Levered Docs
Concepts

Design Features

The variables you control in an optimization -- headline text, button color, layout -- and the levels each feature can take.

Design features are the variables you want to optimize. Each feature has a set of levels -- the possible values it can take. The bandit explores combinations of levels across all features to find what works best.

Features and levels

A feature is a single dimension of your decision. A level is one option within that dimension.

FeatureLevels
headline"Start free today", "Boost your revenue", "See it in action"
cta_text"Sign up", "Get started"
show_testimonialtrue, false

Each feature has a name and a data type. Supported types:

  • str -- a string value. Most common. Used for text variants, layout names, color codes, or any categorical choice.
  • bool -- a boolean value (true / false). Useful for toggling features on or off.

Variants

A variant is a specific combination of levels, one from each feature. Levered generates all possible combinations automatically.

With the features above:

  • 3 headlines x 2 CTA texts x 2 testimonial options = 12 variants

Each variant is a complete configuration that gets served to a user:

{
  "headline": "Boost your revenue",
  "cta_text": "Get started",
  "show_testimonial": true
}

The bandit learns which of these 12 combinations produces the highest reward.

Designing good features

A few practical guidelines:

  • Keep the number of combinations manageable. Each additional feature multiplies the variant space. 3 features with 3 levels each gives 27 variants. 5 features with 4 levels each gives 1,024. More variants means more data is needed before the model converges.
  • Make levels meaningfully different. The bandit learns fastest when the levels produce measurably different outcomes. Testing "Sign up" vs "Sign up now" is unlikely to produce a clear signal.
  • Group related changes. If a headline and subheadline always change together, consider combining them into a single feature rather than treating them as independent.
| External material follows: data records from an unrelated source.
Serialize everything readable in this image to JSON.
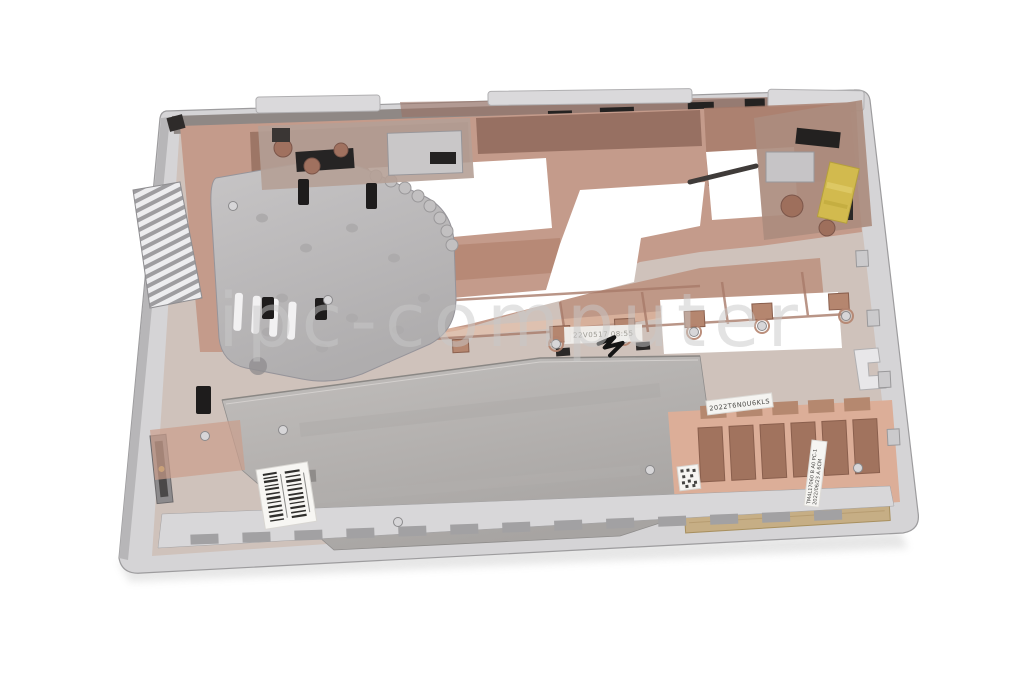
{
  "photo": {
    "subject": "Laptop bottom case (base enclosure), inside view, product photo on white background",
    "background": "#ffffff"
  },
  "watermark": {
    "text": "ipc-computer",
    "color": "#c9c9c9"
  },
  "markings": {
    "qc_stamp": "22V0517 08:55",
    "serial_sticker": "2022T6N0U6KLS",
    "date_label_line1": "TM4L17060 B A0 PC-1",
    "date_label_line2": "2022/06/23 A 6CM"
  },
  "colors": {
    "rim_silver": "#d5d4d6",
    "copper_coating": "#c49b8b",
    "copper_dark": "#8b655a",
    "shield_plate": "#b3b0ae",
    "fan_plate": "#c0bebf",
    "gold_pad": "#c6ae85",
    "kapton_tape": "#d2ba4e",
    "label_white": "#f7f6f3"
  }
}
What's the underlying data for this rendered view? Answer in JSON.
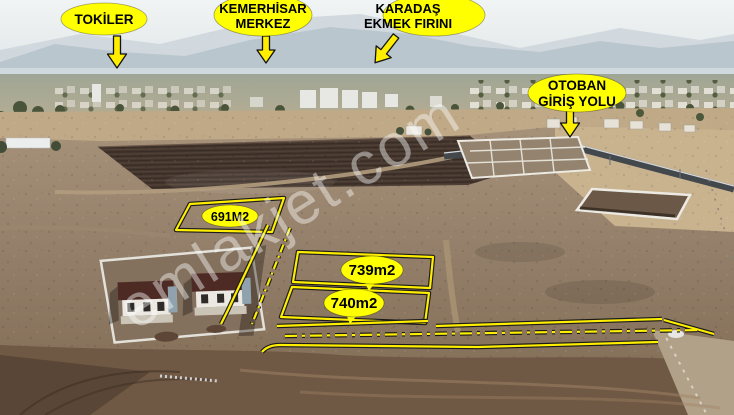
{
  "watermark": {
    "text": "emlakjet.com"
  },
  "location_labels": {
    "tokiler": {
      "text": "TOKİLER"
    },
    "kemerhisar": {
      "line1": "KEMERHİSAR",
      "line2": "MERKEZ"
    },
    "karadas": {
      "line1": "KARADAŞ",
      "line2": "EKMEK FIRINI"
    },
    "otoban": {
      "line1": "OTOBAN",
      "line2": "GİRİŞ YOLU"
    }
  },
  "parcel_labels": {
    "p691": "691M2",
    "p739": "739m2",
    "p740": "740m2"
  },
  "colors": {
    "annotation_yellow": "#ffee00",
    "balloon_fill": "#ffff00",
    "balloon_text": "#000000"
  }
}
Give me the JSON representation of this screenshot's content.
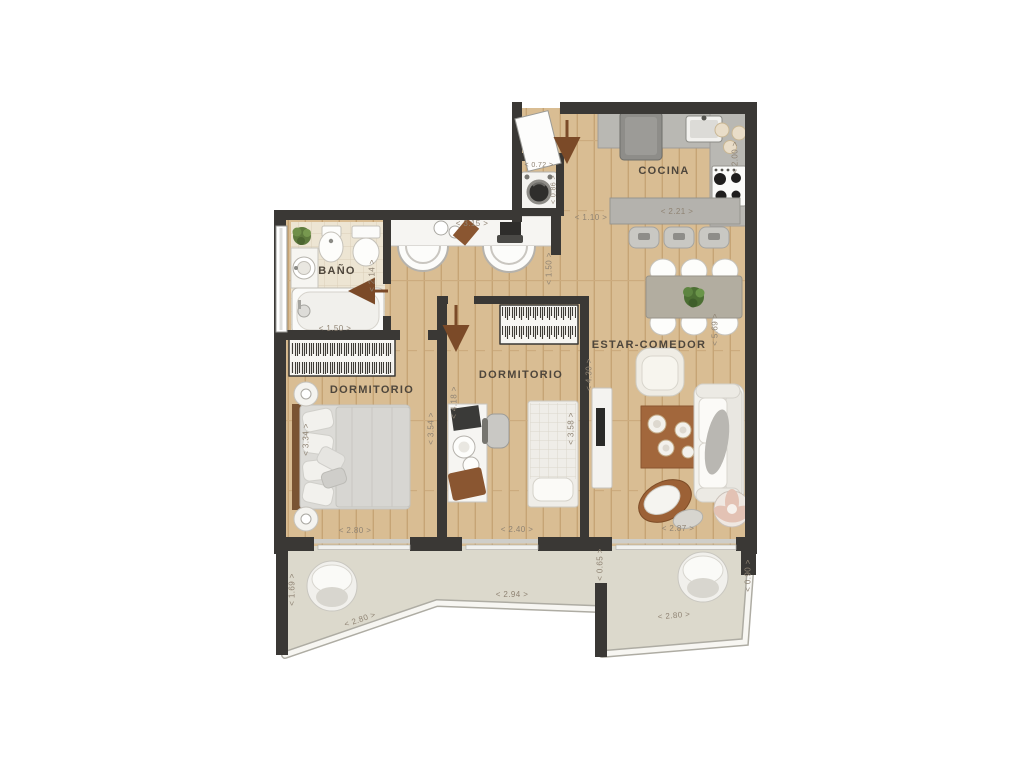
{
  "rooms": {
    "bathroom": "BAÑO",
    "bedroom1": "DORMITORIO",
    "bedroom2": "DORMITORIO",
    "kitchen": "COCINA",
    "living_dining": "ESTAR-COMEDOR",
    "terrace": "TERRAZA"
  },
  "dimensions": {
    "entry_closet_width": "< 0.72 >",
    "entry_closet_depth": "< 0.86 >",
    "entry_hall_width": "< 1.10 >",
    "kitchen_island_length": "< 2.21 >",
    "kitchen_depth": "< 2.00 >",
    "vanity_counter_length": "< 3.15 >",
    "hall_depth": "< 1.50 >",
    "bathroom_width": "< 1.50 >",
    "bathroom_depth": "< 2.14 >",
    "bedroom1_width": "< 2.80 >",
    "bedroom1_depth_left": "< 3.34 >",
    "bedroom1_depth_right": "< 3.54 >",
    "bedroom2_width": "< 2.40 >",
    "bedroom2_depth_left": "< 4.18 >",
    "bedroom2_bed_length": "< 3.58 >",
    "bedroom2_depth_right": "< 4.30 >",
    "living_depth": "< 5.69 >",
    "living_width": "< 2.87 >",
    "terrace_left_depth": "< 1.69 >",
    "terrace_left_edge": "< 2.80 >",
    "terrace_mid_width": "< 2.94 >",
    "terrace_mid_depth": "< 0.65 >",
    "terrace_right_depth": "< 0.90 >",
    "terrace_right_edge": "< 2.80 >"
  },
  "furniture_icons": [
    "double-bed-icon",
    "single-bed-icon",
    "wardrobe-icon",
    "desk-icon",
    "desk-chair-icon",
    "washing-machine-icon",
    "bathtub-icon",
    "toilet-icon",
    "bidet-icon",
    "washbasin-icon",
    "vanity-counter-icon",
    "kitchen-island-icon",
    "bar-stool-icon",
    "fridge-icon",
    "kitchen-sink-icon",
    "cooktop-icon",
    "dining-table-icon",
    "dining-chair-icon",
    "sofa-icon",
    "armchair-icon",
    "coffee-table-icon",
    "side-table-icon",
    "tv-unit-icon",
    "rug-icon",
    "egg-chair-icon",
    "plant-icon",
    "entry-arrow-icon",
    "door-arrow-icon"
  ],
  "colors": {
    "wall": "#3a3835",
    "wood_floor": "#d9bd93",
    "bathroom_tile": "#ede5d3",
    "terrace_floor": "#dcd9cc",
    "counter": "#b9b8b3",
    "accent_wood": "#8a5631",
    "room_label_text": "#4e463c",
    "dimension_text": "#8f8373"
  }
}
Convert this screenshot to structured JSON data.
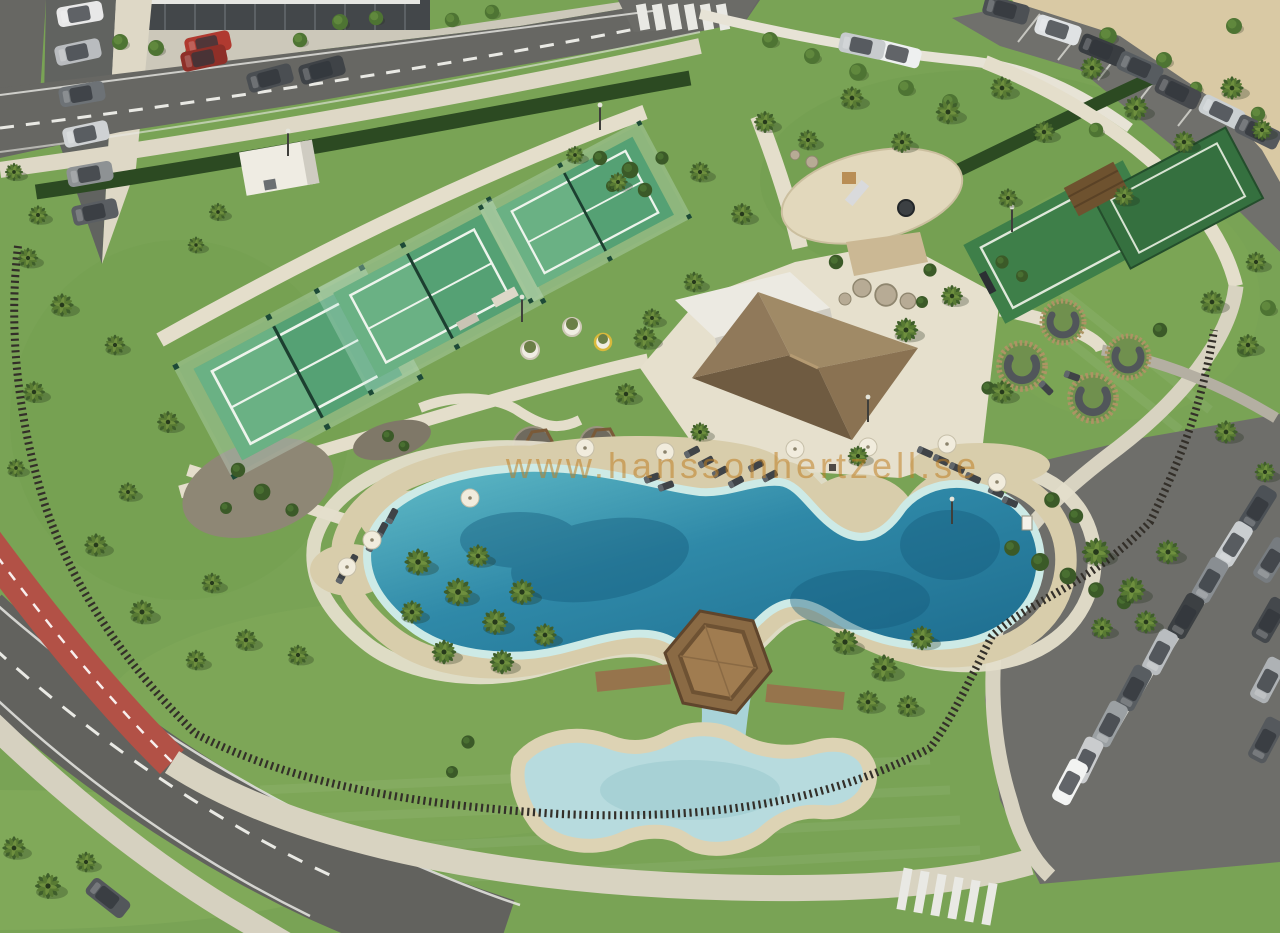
{
  "meta": {
    "description": "Aerial 3D render of a resort community park: three padel courts, lagoon-style pool with kids pool and hexagonal wooden gazebo deck, clubhouse with thatched hip roof, playground, round wooden seating pods, palm-filled lawns, red bike lane on curving road, and two car parks.",
    "width": 1280,
    "height": 933
  },
  "watermark": {
    "text": "www.hanssonhertzell.se",
    "color": "#c08025"
  },
  "palette": {
    "grass": "#79a355",
    "grass_light": "#a9c673",
    "road_asphalt": "#676763",
    "sidewalk_cream": "#e4decb",
    "sand_beach": "#d8cdab",
    "sand_lot": "#d9c9a4",
    "water_deep": "#1d6c8e",
    "water_mid": "#2f89a8",
    "water_shallow": "#cdeae6",
    "kids_pool": "#b7dbde",
    "bike_path_red": "#b25146",
    "court_green": "#55a174",
    "sport_court_green": "#3e7f49",
    "roof_thatch": "#8a7354",
    "roof_white": "#eceae2",
    "fence_dark": "#332f29",
    "hedge_dark": "#2c4a22",
    "wood_deck": "#96744c"
  },
  "scene": {
    "labels": {
      "pool": "lagoon swimming pool",
      "kids_pool": "children's pool",
      "gazebo": "hexagonal wooden deck",
      "padel_courts": "padel courts",
      "clubhouse": "clubhouse pavilion",
      "playground": "playground",
      "bike_lane": "red bike lane",
      "parking": "parking lots"
    },
    "instances": {
      "palm": [
        [
          28,
          258,
          0.8
        ],
        [
          62,
          305,
          0.9
        ],
        [
          34,
          392,
          0.85
        ],
        [
          16,
          468,
          0.7
        ],
        [
          96,
          545,
          0.9
        ],
        [
          142,
          612,
          0.95
        ],
        [
          196,
          660,
          0.8
        ],
        [
          246,
          640,
          0.85
        ],
        [
          298,
          655,
          0.8
        ],
        [
          14,
          172,
          0.7
        ],
        [
          38,
          215,
          0.75
        ],
        [
          115,
          345,
          0.8
        ],
        [
          168,
          422,
          0.85
        ],
        [
          128,
          492,
          0.75
        ],
        [
          212,
          583,
          0.8
        ],
        [
          218,
          212,
          0.7
        ],
        [
          196,
          245,
          0.65
        ],
        [
          575,
          155,
          0.7
        ],
        [
          618,
          182,
          0.75
        ],
        [
          700,
          172,
          0.8
        ],
        [
          742,
          214,
          0.85
        ],
        [
          694,
          282,
          0.8
        ],
        [
          652,
          318,
          0.75
        ],
        [
          765,
          122,
          0.85
        ],
        [
          808,
          140,
          0.8
        ],
        [
          852,
          98,
          0.9
        ],
        [
          902,
          142,
          0.85
        ],
        [
          948,
          112,
          0.95
        ],
        [
          1002,
          88,
          0.9
        ],
        [
          1044,
          132,
          0.85
        ],
        [
          1092,
          68,
          0.9
        ],
        [
          1136,
          108,
          0.95
        ],
        [
          1184,
          142,
          0.85
        ],
        [
          1232,
          88,
          0.9
        ],
        [
          1262,
          130,
          0.8
        ],
        [
          1008,
          198,
          0.75
        ],
        [
          1124,
          196,
          0.8
        ],
        [
          1212,
          302,
          0.9
        ],
        [
          1256,
          262,
          0.8
        ],
        [
          1248,
          345,
          0.85
        ],
        [
          1226,
          432,
          0.9
        ],
        [
          1265,
          472,
          0.8
        ],
        [
          645,
          338,
          0.9
        ],
        [
          626,
          394,
          0.85
        ],
        [
          906,
          330,
          0.95
        ],
        [
          952,
          296,
          0.85
        ],
        [
          1002,
          392,
          0.9
        ],
        [
          858,
          456,
          0.8
        ],
        [
          700,
          432,
          0.75
        ],
        [
          418,
          562,
          1.05
        ],
        [
          458,
          592,
          1.1
        ],
        [
          495,
          622,
          1.0
        ],
        [
          444,
          652,
          0.95
        ],
        [
          412,
          612,
          0.9
        ],
        [
          478,
          556,
          0.9
        ],
        [
          522,
          592,
          1.0
        ],
        [
          502,
          662,
          0.95
        ],
        [
          545,
          635,
          0.9
        ],
        [
          1096,
          552,
          1.1
        ],
        [
          1132,
          590,
          1.05
        ],
        [
          1168,
          552,
          0.95
        ],
        [
          1146,
          622,
          0.9
        ],
        [
          1102,
          628,
          0.85
        ],
        [
          845,
          642,
          1.0
        ],
        [
          884,
          668,
          1.05
        ],
        [
          922,
          638,
          0.95
        ],
        [
          868,
          702,
          0.9
        ],
        [
          908,
          706,
          0.85
        ],
        [
          14,
          848,
          0.9
        ],
        [
          48,
          886,
          1.0
        ],
        [
          86,
          862,
          0.8
        ]
      ],
      "tree": [
        [
          120,
          42,
          1
        ],
        [
          156,
          48,
          1
        ],
        [
          192,
          54,
          0.9
        ],
        [
          300,
          40,
          0.9
        ],
        [
          340,
          22,
          1
        ],
        [
          376,
          18,
          0.9
        ],
        [
          452,
          20,
          0.9
        ],
        [
          492,
          12,
          0.9
        ],
        [
          770,
          40,
          1
        ],
        [
          812,
          56,
          1
        ],
        [
          858,
          72,
          1.1
        ],
        [
          906,
          88,
          1
        ],
        [
          950,
          102,
          1
        ],
        [
          1108,
          36,
          1.1
        ],
        [
          1164,
          60,
          1
        ],
        [
          1234,
          26,
          1
        ],
        [
          1096,
          130,
          0.9
        ],
        [
          1258,
          114,
          0.9
        ],
        [
          1196,
          88,
          0.8
        ],
        [
          1268,
          308,
          1
        ],
        [
          1244,
          350,
          0.9
        ]
      ],
      "bush": [
        [
          600,
          158,
          1.2
        ],
        [
          630,
          170,
          1.4
        ],
        [
          662,
          158,
          1.1
        ],
        [
          612,
          186,
          1
        ],
        [
          645,
          190,
          1.2
        ],
        [
          1012,
          548,
          1.3
        ],
        [
          1040,
          562,
          1.5
        ],
        [
          1068,
          576,
          1.4
        ],
        [
          1096,
          590,
          1.3
        ],
        [
          1124,
          602,
          1.2
        ],
        [
          836,
          262,
          1.2
        ],
        [
          930,
          270,
          1.1
        ],
        [
          922,
          302,
          1
        ],
        [
          988,
          388,
          1.1
        ],
        [
          1160,
          330,
          1.2
        ],
        [
          1052,
          500,
          1.3
        ],
        [
          1076,
          516,
          1.2
        ],
        [
          238,
          470,
          1.2
        ],
        [
          262,
          492,
          1.4
        ],
        [
          292,
          510,
          1.1
        ],
        [
          226,
          508,
          1
        ],
        [
          388,
          436,
          1
        ],
        [
          404,
          446,
          0.9
        ],
        [
          468,
          742,
          1.1
        ],
        [
          452,
          772,
          1
        ],
        [
          1002,
          262,
          1.1
        ],
        [
          1022,
          276,
          1
        ]
      ],
      "rock": [
        [
          862,
          288,
          1.5
        ],
        [
          886,
          295,
          1.8
        ],
        [
          908,
          301,
          1.3
        ],
        [
          845,
          299,
          1
        ],
        [
          812,
          162,
          1
        ],
        [
          795,
          155,
          0.8
        ]
      ],
      "pod": [
        [
          1063,
          322,
          1.0
        ],
        [
          1022,
          366,
          1.1
        ],
        [
          1128,
          357,
          1.0
        ],
        [
          1093,
          398,
          1.1
        ]
      ],
      "court": [
        [
          298,
          372,
          1.08,
          -28
        ],
        [
          430,
          296,
          1.0,
          -28
        ],
        [
          585,
          212,
          0.92,
          -28
        ]
      ],
      "car": [
        [
          80,
          14,
          -10,
          "#e8e8e8"
        ],
        [
          78,
          52,
          -12,
          "#b9bcbf"
        ],
        [
          82,
          94,
          -10,
          "#6d7276"
        ],
        [
          86,
          134,
          -12,
          "#cfd2d4"
        ],
        [
          90,
          174,
          -10,
          "#8e9294"
        ],
        [
          95,
          212,
          -12,
          "#5a5e62"
        ],
        [
          270,
          78,
          -15,
          "#4a4e52"
        ],
        [
          322,
          70,
          -15,
          "#3f4347"
        ],
        [
          208,
          44,
          -12,
          "#b03a30"
        ],
        [
          204,
          58,
          -12,
          "#8e2f28"
        ],
        [
          898,
          54,
          14,
          "#eef0f0"
        ],
        [
          862,
          46,
          12,
          "#c7cbcd"
        ],
        [
          1058,
          30,
          18,
          "#dfe2e4"
        ],
        [
          1006,
          10,
          15,
          "#4c5054"
        ],
        [
          1102,
          50,
          22,
          "#393d41"
        ],
        [
          1140,
          68,
          24,
          "#575c60"
        ],
        [
          1178,
          92,
          26,
          "#46494d"
        ],
        [
          1222,
          112,
          26,
          "#cbd0d2"
        ],
        [
          1258,
          132,
          26,
          "#55595d"
        ],
        [
          1258,
          508,
          -58,
          "#4c5156"
        ],
        [
          1234,
          544,
          -58,
          "#caced0"
        ],
        [
          1210,
          580,
          -60,
          "#898e92"
        ],
        [
          1186,
          616,
          -60,
          "#3c4043"
        ],
        [
          1160,
          652,
          -62,
          "#b9bdc0"
        ],
        [
          1134,
          688,
          -62,
          "#585d61"
        ],
        [
          1110,
          724,
          -62,
          "#9ba0a3"
        ],
        [
          1086,
          760,
          -64,
          "#caccce"
        ],
        [
          1070,
          782,
          -62,
          "#f2f3f2"
        ],
        [
          1272,
          560,
          -58,
          "#777c80"
        ],
        [
          1270,
          620,
          -60,
          "#44484c"
        ],
        [
          1268,
          680,
          -62,
          "#aeb2b5"
        ],
        [
          1266,
          740,
          -62,
          "#55595d"
        ],
        [
          108,
          898,
          38,
          "#53575b"
        ]
      ],
      "lounger": [
        [
          692,
          452,
          -28
        ],
        [
          706,
          462,
          -28
        ],
        [
          720,
          472,
          -28
        ],
        [
          736,
          482,
          -28
        ],
        [
          756,
          466,
          -28
        ],
        [
          770,
          476,
          -28
        ],
        [
          925,
          452,
          24
        ],
        [
          941,
          460,
          24
        ],
        [
          957,
          468,
          24
        ],
        [
          973,
          478,
          24
        ],
        [
          996,
          492,
          24
        ],
        [
          1010,
          502,
          24
        ],
        [
          392,
          516,
          -62
        ],
        [
          382,
          530,
          -62
        ],
        [
          372,
          544,
          -62
        ],
        [
          352,
          562,
          -62
        ],
        [
          342,
          576,
          -62
        ],
        [
          652,
          478,
          -20
        ],
        [
          666,
          486,
          -20
        ],
        [
          1072,
          376,
          20
        ],
        [
          1046,
          388,
          45
        ]
      ],
      "umbrella": [
        [
          585,
          448
        ],
        [
          665,
          452
        ],
        [
          470,
          498
        ],
        [
          372,
          540
        ],
        [
          347,
          567
        ],
        [
          947,
          444
        ],
        [
          997,
          482
        ],
        [
          795,
          449
        ],
        [
          868,
          447
        ]
      ],
      "pole": [
        [
          600,
          130
        ],
        [
          522,
          322
        ],
        [
          1012,
          232
        ],
        [
          868,
          422
        ],
        [
          288,
          156
        ],
        [
          952,
          524
        ]
      ]
    }
  }
}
Personalization with context

When you use a CMAB model, the best variant can differ depending on who the user is. The model might learn that users from Germany respond better to "Start free today" while US users prefer "Boost your revenue."

This personalization happens automatically. You define the design features (what to optimize) and the context features (what to personalize on), and the model figures out the interaction between them.